Mali, Des frappes de drone ont tué 13 civils dont sept enfants à Amasrakad

Amasrakad (région de Gao)
  • Des civils cherchant un abri ont été visés par une attaque de drone, tuant 13 personnes
  • Parmi les victimes figurent six frères et sœurs et leur mère

Deux frappes de drone effectuées de nuit par l’armée malienne le 17 mars ont tué au moins 13 civils, dont sept enfants âgés de 2 à 17 ans, à Amasrakad, dans la région de Gao, et ont fait plus d’une dizaine de blessés, selon des témoignages recueillis par Amnesty International.
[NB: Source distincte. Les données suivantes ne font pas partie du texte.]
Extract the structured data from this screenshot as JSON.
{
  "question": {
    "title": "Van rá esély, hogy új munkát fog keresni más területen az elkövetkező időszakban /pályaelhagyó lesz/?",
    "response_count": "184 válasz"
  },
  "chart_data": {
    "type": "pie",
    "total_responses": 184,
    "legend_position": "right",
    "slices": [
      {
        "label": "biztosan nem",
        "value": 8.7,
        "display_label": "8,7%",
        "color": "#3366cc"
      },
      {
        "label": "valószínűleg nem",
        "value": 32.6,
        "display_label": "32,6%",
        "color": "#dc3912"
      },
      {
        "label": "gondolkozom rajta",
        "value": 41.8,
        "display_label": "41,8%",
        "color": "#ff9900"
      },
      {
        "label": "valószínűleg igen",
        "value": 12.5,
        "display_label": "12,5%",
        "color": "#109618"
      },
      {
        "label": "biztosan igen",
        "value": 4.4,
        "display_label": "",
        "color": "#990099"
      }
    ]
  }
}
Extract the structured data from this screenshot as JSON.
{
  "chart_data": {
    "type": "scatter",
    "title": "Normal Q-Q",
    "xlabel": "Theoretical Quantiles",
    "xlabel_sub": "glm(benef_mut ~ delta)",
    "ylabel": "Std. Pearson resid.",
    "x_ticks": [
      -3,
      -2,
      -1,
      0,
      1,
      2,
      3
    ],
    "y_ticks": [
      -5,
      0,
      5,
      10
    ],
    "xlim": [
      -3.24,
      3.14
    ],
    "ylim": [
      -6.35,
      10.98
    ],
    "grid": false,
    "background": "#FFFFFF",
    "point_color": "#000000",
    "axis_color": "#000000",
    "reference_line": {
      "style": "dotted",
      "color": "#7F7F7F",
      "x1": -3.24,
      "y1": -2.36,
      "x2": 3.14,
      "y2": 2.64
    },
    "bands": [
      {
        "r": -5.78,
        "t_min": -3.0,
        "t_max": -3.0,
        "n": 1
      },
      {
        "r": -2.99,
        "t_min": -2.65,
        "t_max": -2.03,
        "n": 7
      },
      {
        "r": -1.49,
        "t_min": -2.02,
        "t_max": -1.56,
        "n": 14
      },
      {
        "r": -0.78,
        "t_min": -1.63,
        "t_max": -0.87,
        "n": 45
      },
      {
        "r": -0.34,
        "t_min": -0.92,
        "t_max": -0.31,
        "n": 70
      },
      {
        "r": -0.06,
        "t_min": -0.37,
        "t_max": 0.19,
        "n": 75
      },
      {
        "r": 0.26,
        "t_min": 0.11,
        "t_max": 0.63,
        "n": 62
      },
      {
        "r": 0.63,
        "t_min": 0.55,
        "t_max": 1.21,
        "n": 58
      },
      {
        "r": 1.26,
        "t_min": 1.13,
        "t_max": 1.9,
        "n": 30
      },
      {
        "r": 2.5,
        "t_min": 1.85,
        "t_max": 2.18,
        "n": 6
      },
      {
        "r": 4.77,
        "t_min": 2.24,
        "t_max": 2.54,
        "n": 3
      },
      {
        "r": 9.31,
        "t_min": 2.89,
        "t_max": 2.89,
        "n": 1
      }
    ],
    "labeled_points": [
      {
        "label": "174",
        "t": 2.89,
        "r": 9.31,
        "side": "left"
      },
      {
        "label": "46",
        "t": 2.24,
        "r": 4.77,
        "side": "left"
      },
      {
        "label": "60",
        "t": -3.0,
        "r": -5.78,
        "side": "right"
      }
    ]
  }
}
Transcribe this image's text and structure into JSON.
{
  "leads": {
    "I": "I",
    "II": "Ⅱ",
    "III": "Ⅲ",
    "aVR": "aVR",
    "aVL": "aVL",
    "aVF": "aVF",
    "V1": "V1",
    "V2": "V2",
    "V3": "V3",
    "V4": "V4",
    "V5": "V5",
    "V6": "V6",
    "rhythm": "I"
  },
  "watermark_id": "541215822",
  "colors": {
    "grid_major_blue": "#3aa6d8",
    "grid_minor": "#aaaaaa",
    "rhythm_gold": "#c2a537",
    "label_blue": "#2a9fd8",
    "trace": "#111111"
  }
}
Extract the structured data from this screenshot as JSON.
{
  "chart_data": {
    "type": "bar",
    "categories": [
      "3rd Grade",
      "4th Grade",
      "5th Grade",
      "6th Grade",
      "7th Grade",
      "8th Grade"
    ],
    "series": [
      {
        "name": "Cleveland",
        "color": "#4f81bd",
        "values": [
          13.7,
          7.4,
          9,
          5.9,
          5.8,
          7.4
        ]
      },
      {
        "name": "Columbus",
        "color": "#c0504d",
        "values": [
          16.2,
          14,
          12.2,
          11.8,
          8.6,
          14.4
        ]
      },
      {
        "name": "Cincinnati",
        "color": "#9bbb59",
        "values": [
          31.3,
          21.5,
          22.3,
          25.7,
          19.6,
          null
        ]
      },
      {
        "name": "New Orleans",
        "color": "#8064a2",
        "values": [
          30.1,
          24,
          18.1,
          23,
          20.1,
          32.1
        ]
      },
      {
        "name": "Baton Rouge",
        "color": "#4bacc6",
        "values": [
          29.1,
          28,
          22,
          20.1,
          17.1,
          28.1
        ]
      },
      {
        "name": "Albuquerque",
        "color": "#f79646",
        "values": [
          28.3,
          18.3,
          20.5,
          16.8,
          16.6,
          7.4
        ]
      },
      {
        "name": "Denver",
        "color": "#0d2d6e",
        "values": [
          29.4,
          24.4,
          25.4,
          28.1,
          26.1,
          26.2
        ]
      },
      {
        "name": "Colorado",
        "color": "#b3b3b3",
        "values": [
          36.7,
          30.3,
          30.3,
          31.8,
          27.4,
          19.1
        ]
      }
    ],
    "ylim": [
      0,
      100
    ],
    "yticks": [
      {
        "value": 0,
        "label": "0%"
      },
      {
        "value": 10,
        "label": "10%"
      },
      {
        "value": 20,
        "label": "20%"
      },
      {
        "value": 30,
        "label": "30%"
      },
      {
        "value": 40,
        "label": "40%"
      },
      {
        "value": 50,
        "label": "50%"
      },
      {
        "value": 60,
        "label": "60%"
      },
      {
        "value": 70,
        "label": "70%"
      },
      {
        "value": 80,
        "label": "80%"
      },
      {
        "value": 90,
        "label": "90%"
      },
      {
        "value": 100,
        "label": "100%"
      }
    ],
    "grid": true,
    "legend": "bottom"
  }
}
Dans un communiqué publié par l’armée malienne, les frappes sont décrites comme « ayant contribué à neutraliser de nombreux terroristes et certains de leurs véhicules ». Mais cette affirmation est réfutée par les sept survivants et témoins avec lesquels Amnesty International s’est entretenu. Après une première frappe qui a touché une Toyota Hilux, une seconde a frappé un abri de fortune fragile où des habitants avaient trouvé refuge, tuant neuf personnes sur le coup.

Elghas*, qui a perdu plusieurs membres de sa famille lors de la deuxième frappe, a déclaré à Amnesty International : 

« Je n’ai pas entendu la première frappe. Je dormais encore, mais les habitants de ma maison s’étaient précipités chez une famille voisine pour se protéger. C’est ensuite que l’un de mes fils est revenu me réveiller et m’a parlé de la voiture qui avait été visée par la première frappe. Je l’ai suivi jusqu’à l’autre concession où les gens s’étaient réfugiés. La deuxième frappe a eu lieu lorsque j’ai atteint l’entrée de l’enceinte. Je me suis figé et je voyais les flammes autour de l’abri. Il m’a fallu un certain temps pour entrer dans la concession et me diriger vers les victimes. Ma femme et six de mes enfants s’y trouvaient et ils ont tous été tués par la frappe. Les autres victimes étaient des amis et des connaissances qui cherchaient simplement à se protéger dans cette maison. »

« Il est inadmissible que des familles entières soient tuées par des frappes de drones, sans que les responsables aient à rendre compte de leurs actes ou que justice soit rendue. »

« Les autorités maliennes doivent assumer leurs responsabilités au regard du droit international, qui exige de toutes les parties à un conflit armé qu’elles fassent la distinction entre civils et combattants et s’abstiennent de mener des attaques ciblées ou indiscriminées contre des civils », a déclaré Samira Daoud, directrice régionale d’Amnesty International pour l’Afrique de l’Ouest et du Centre. 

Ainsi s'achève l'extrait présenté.